RESIDENTS on a Wirral street have shared their outrage over plans to install a broadband mast stating it will “ruin the area” in which they live.

People living on Dawpool Drive in Bromborough have been left furious after telecommunication infrastructure provider, IX Wireless, sent letters to residents stating they plan to erect 10-metre telegraph poles on the road.

The plans are said to support “high-speed” internet in the area.

Steve Allen, 54, who lives on Dawpool Drive, said “no consultation or discussion” was had with any residents ahead of the plans.

The environmental management company owner told the Globe: “IX Wireless have sent just myself and our next door neighbour letters of a planned telegraph pole installation directly outside our house.

“These are linked by over ground cables to a 15 metre mast somewhere in the road. I suspect it is a 6G mast that causes known health issues and the whole process has been very underhand with no consultation or discussion with any of the residents. The letter is very vague and poor quality with a blurred, unreadable image.

“I feel exceptionally aggrieved by the way IX Wireless have been allowed to just ride roughshod over the whole planning process.

“So far the company has provided no detailed technical specification, siting location or maps as I have requested and the installation seems like a 'done deal'.

“I am outraged that in this age of fibre optic and other broadband cabling being laid underground by almost all the other internet providers IX Wireless can erect 10 metre telegraph poles which are connected by cables to a 15 metre stainless steel masts without any consultation or having to go through any planning process at all. 

“The masts are not shared with any other internet providers and therefore if you have broadband or other internet already these masts and poles provides no benefit to you whatsoever.

“There are currently two existing BT telegraph poles in our road, IX Wireless are going to install at least 10 new and unwanted poles in addition to these. I have no idea where the mast will be erected.”

Mr Allen said he was also concerned that the installations would “ruin the area” and “devalue” his property.

He added: “My concerns are that these installations will ruin the area we live in for no benefit and devalue our homes as well as there being health risks attached to the masts, which have not been disproved satisfactorily.

“We bought our home because of the location and how it looks, we have also spent money renovating and decorating it and had to pay Wirral Borough Council to install an extended dropped kerb and only with their permission could the work be carried out. 

“This is not just nimbyism because these installations are going to be all over the Wirral and I suspect most residents are unaware as my neighbours were until I informed them, they were as shocked as I was to find out how this can just be allowed with no consultation or right of appeal and IX Wireless can bulldoze their way through communities regardless.”

What are the planning permission rules when it comes to telegraph poles?

Under a planning law known as “permitted development”, companies can install communications equipment up to 15m tall without first getting permission from the council.

Because poles under 15m are covered by permitted development, the council has limited powers to stop new ones from being installed.
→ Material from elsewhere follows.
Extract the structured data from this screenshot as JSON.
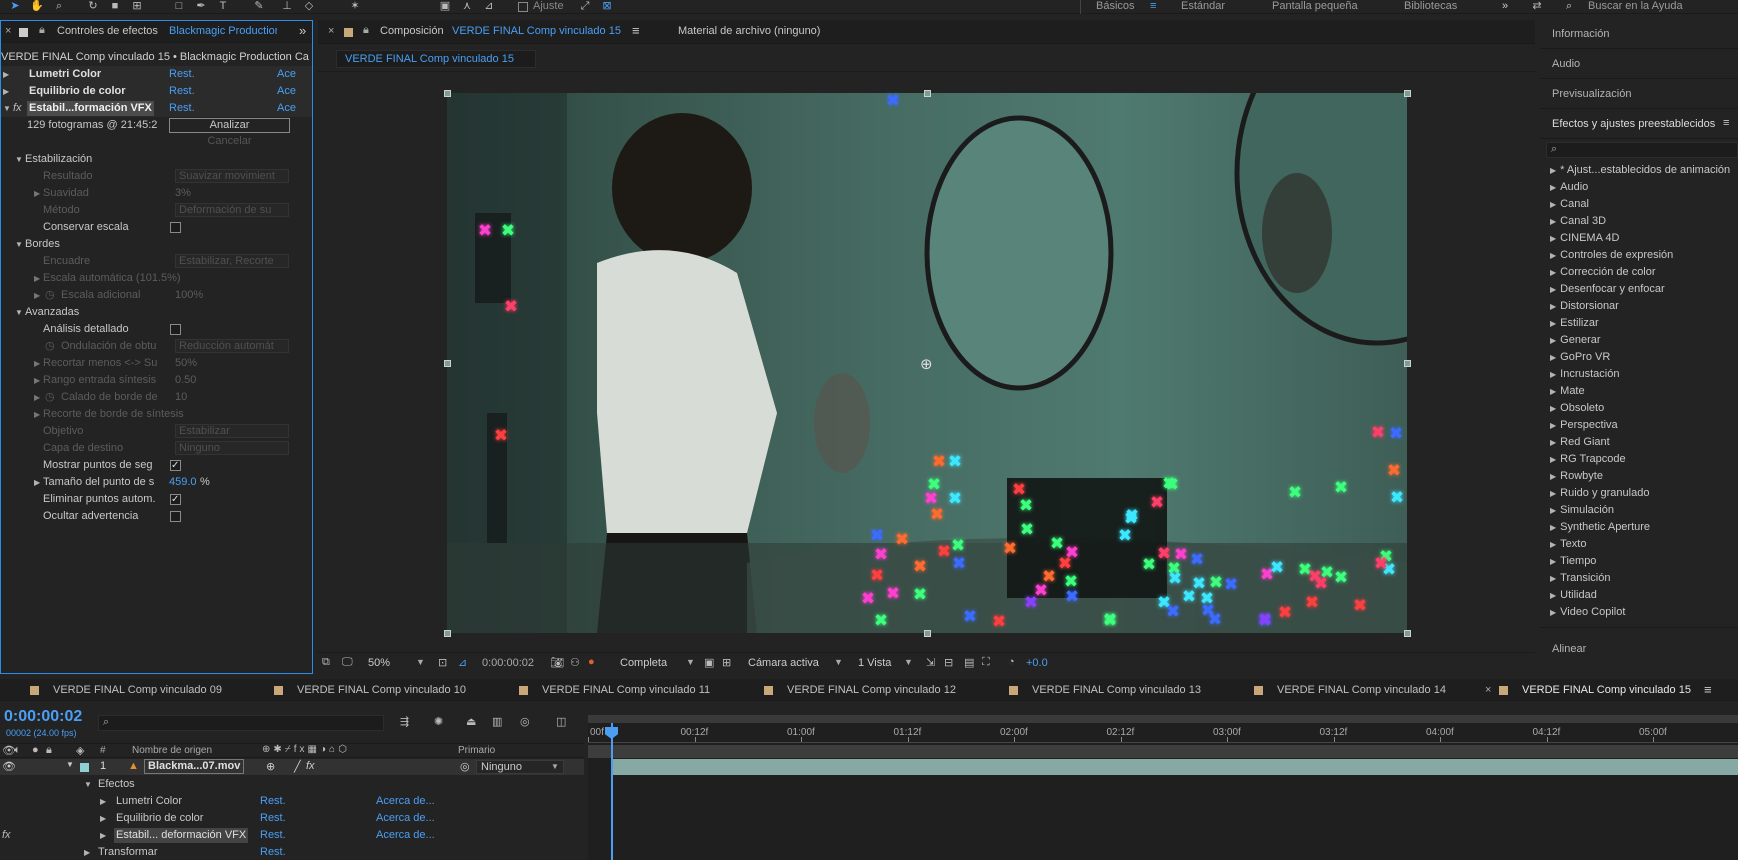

However, if the poles are blocking the highway or driveways then the council can take enforcement action.

A spokesperson for Wirral Council said: “We have been made aware of these proposals and understand the concerns residents have.

“We are clarifying whether the proposed works are permitted and if they are not what steps the council can take.”

A spokesperson for IX Wireless said: “The company takes care when confirming locations for our infrastructure.

“At these locations the company is planning to install 10m telegraph poles to support high-speed internet in this area. There are no 15m poles or masts being installed.

“We must state that concerns over health risks are unfounded and there are a great deal of misconceptions being shared.

“The placement of the poles is compliant with all structural and industry regulations and we work with local councils to address any concerns.

“The company also welcomes any input from residents which can help to improve our service.

“The infrastructure is also typical of other poles placed at sites by other companies and where necessary the company has used underground ducts.

“As part of our core remit, the company is running a campaign across the region to end ‘digital exclusion’ and are donating 20% of their network for free to a range of causes, this includes charities, schools and community groups.

“This has benefited some of the most vulnerable groups who may not be able to access high-speed broadband services.”